Sulle tavole del Teatro Argentina arriva Ho paura torero, tratto dall’unico romanzo del cileno Pedro Lemebel. In scena dal 3 al 17 aprile, diretto da Claudio Longhi con Lino Guanciale nel doppio ruolo di dramaturg e attore, lo spettacolo porta la letteratura queer e sovversiva del Sud del mondo nel cuore della capitale, dentro uno dei teatri più istituzionali d’Italia. Ma non è uno spettacolo che si lascia imbrigliare dalla retorica. È una materia incandescente che risuona sotto la pelle del presente, anche quando racconta il passato.
Santiago, 1986. Una dittatura che si ostina a mostrare i denti. Un travestito gentile – la Fata dell’angolo – che canta boleri e sogna l’amore. Un giovane rivoluzionario. E la città che li inghiotte, li osserva, li tradisce.
A teatro, si sa, ogni parola è un gesto. Ma qui ogni gesto è anche una presa di posizione. La scelta di portare in scena Lemebel – scrittore militante, malato, marginale – è già una dichiarazione. Il suo linguaggio barocco e pop, ironico e struggente, resiste al palco, si mescola alle luci, alle musiche, agli abiti che dichiarano identità e menzogna. Sotto la direzione di Longhi, la scena diventa un grande affresco di contraddizioni. Guanciale racconta di un “romanzo-città”, e non è una metafora: Ho paura torero non ha un protagonista, ma un’aria, un’eco, un desiderio che circola.
Il pubblico romano, abituato a drammaturgie solide e rassicuranti, assiste qui a qualcosa di diverso. Daniele Cavone Felicioni, Francesco Centorame, Michele Dell’Utri, Diana Manea, Mario Pirrello, Sara Putignano, Giulia Trivero – sono loro, insieme a Guanciale, a dare corpo a un racconto che vibra anche quando tace. Le parole di Lemebel non vengono addomesticate. Restano appuntite, scandalose, a tratti ingovernabili. Eppure qualcosa accade: il teatro assorbe questa materia e la restituisce con una cura quasi religiosa.
I costumi di Gianluca Sbicca, le luci di Max Mugnai, il design visivo di Riccardo Frati, tutto sembra spingere nella stessa direzione: non rappresentare un’epoca, ma farla esplodere in scena. Senza nostalgia. Senza alibi.

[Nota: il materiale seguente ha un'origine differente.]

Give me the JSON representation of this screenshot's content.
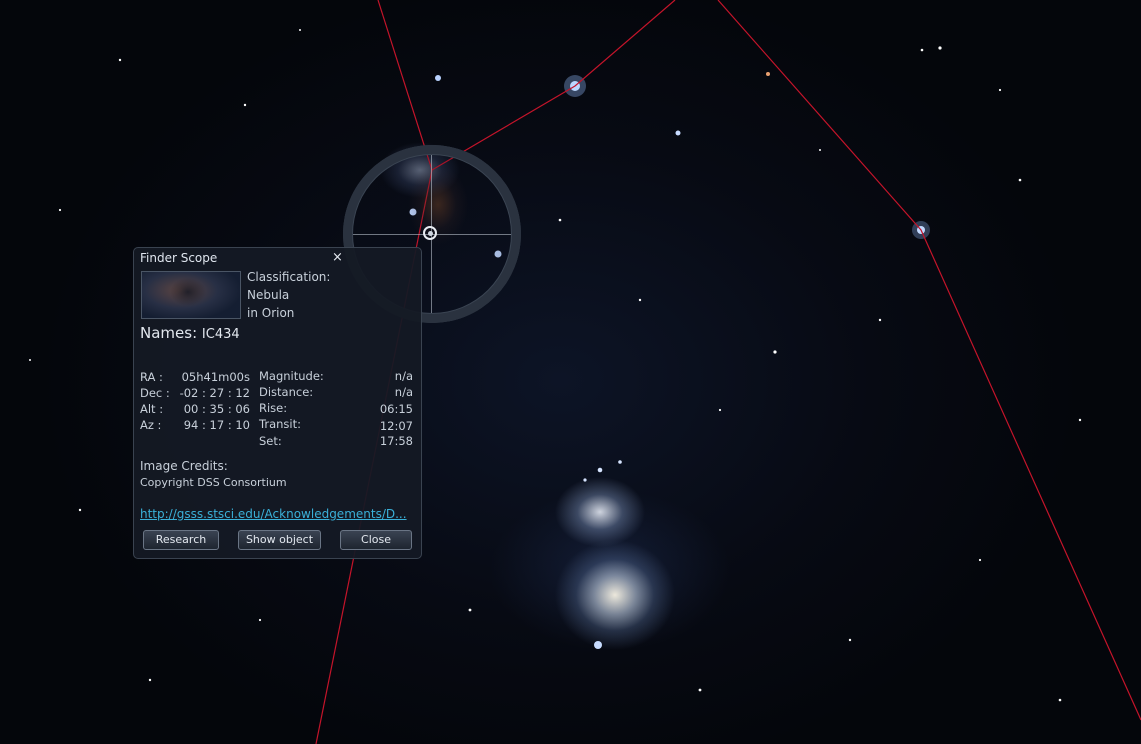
{
  "panel": {
    "title": "Finder Scope",
    "close_glyph": "×",
    "thumbnail": "object-thumbnail-image",
    "classification_label": "Classification:",
    "classification_type": "Nebula",
    "classification_location": "in Orion",
    "names_label": "Names:",
    "names_value": "IC434",
    "coords": [
      {
        "label": "RA :",
        "value": "05h41m00s"
      },
      {
        "label": "Dec :",
        "value": "-02 : 27 : 12"
      },
      {
        "label": "Alt :",
        "value": "00 : 35 : 06"
      },
      {
        "label": "Az :",
        "value": "94 : 17 : 10"
      }
    ],
    "props": [
      {
        "label": "Magnitude:",
        "value": "n/a"
      },
      {
        "label": "Distance:",
        "value": "n/a"
      },
      {
        "label": "Rise:",
        "value": "06:15"
      },
      {
        "label": "Transit:",
        "value": "12:07"
      },
      {
        "label": "Set:",
        "value": "17:58"
      }
    ],
    "credits_label": "Image Credits:",
    "credits_value": "Copyright DSS Consortium",
    "link": "http://gsss.stsci.edu/Acknowledgements/D...",
    "buttons": {
      "research": "Research",
      "show_object": "Show object",
      "close": "Close"
    }
  },
  "colors": {
    "constellation_line": "#c4142a",
    "link": "#3ab0d8",
    "panel_bg": "#141a24"
  },
  "icons": {
    "close": "close-icon",
    "crosshair": "crosshair-icon"
  }
}
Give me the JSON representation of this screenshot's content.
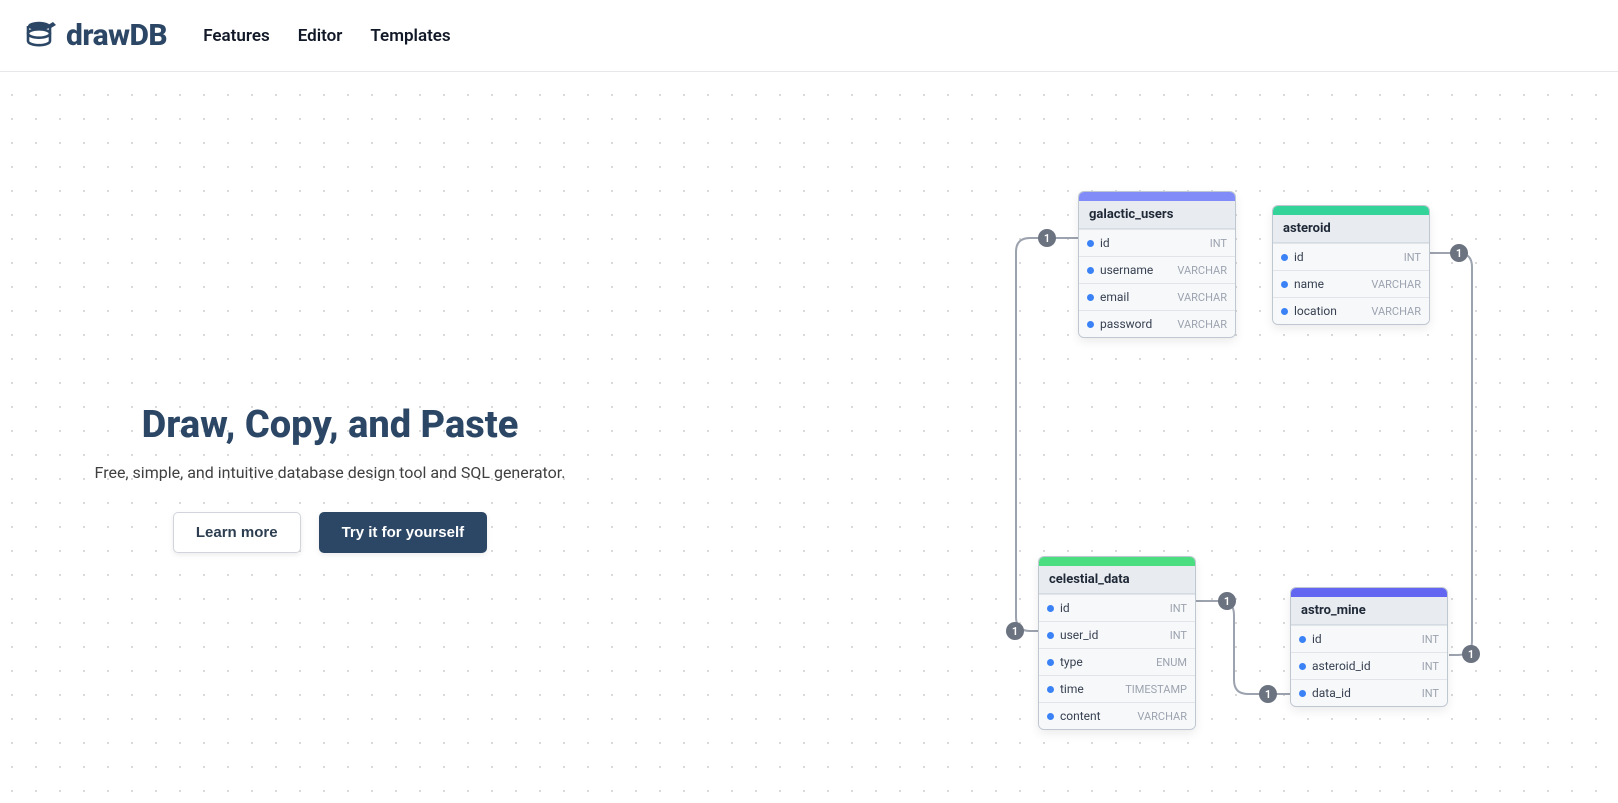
{
  "brand": "drawDB",
  "nav": {
    "features": "Features",
    "editor": "Editor",
    "templates": "Templates"
  },
  "hero": {
    "title": "Draw, Copy, and Paste",
    "subtitle": "Free, simple, and intuitive database design tool and SQL generator.",
    "secondary_btn": "Learn more",
    "primary_btn": "Try it for yourself"
  },
  "colors": {
    "blue": "#818cf8",
    "green": "#34d399",
    "green2": "#4ade80",
    "indigo": "#6366f1"
  },
  "tables": {
    "galactic_users": {
      "name": "galactic_users",
      "accent": "#818cf8",
      "fields": [
        {
          "name": "id",
          "type": "INT"
        },
        {
          "name": "username",
          "type": "VARCHAR"
        },
        {
          "name": "email",
          "type": "VARCHAR"
        },
        {
          "name": "password",
          "type": "VARCHAR"
        }
      ]
    },
    "asteroid": {
      "name": "asteroid",
      "accent": "#34d399",
      "fields": [
        {
          "name": "id",
          "type": "INT"
        },
        {
          "name": "name",
          "type": "VARCHAR"
        },
        {
          "name": "location",
          "type": "VARCHAR"
        }
      ]
    },
    "celestial_data": {
      "name": "celestial_data",
      "accent": "#4ade80",
      "fields": [
        {
          "name": "id",
          "type": "INT"
        },
        {
          "name": "user_id",
          "type": "INT"
        },
        {
          "name": "type",
          "type": "ENUM"
        },
        {
          "name": "time",
          "type": "TIMESTAMP"
        },
        {
          "name": "content",
          "type": "VARCHAR"
        }
      ]
    },
    "astro_mine": {
      "name": "astro_mine",
      "accent": "#6366f1",
      "fields": [
        {
          "name": "id",
          "type": "INT"
        },
        {
          "name": "asteroid_id",
          "type": "INT"
        },
        {
          "name": "data_id",
          "type": "INT"
        }
      ]
    }
  },
  "badge_label": "1"
}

Chi ha conosciuto il Cile degli anni Ottanta o solo ne ha letto, chi ha vissuto le grandi battaglie della sinistra latinoamericana, ritroverà in Ho paura torero la voce di chi non è mai entrato nei libri di storia. La voce di chi ballava mentre fuori infuriava la repressione. Fuori dal teatro, intanto, il dibattito culturale italiano continua a ruotare attorno a identità, appartenenze, bandiere. Dentro, Lemebel suggerisce un’altra strada: quella del corpo, del desiderio, dell’inafferrabile.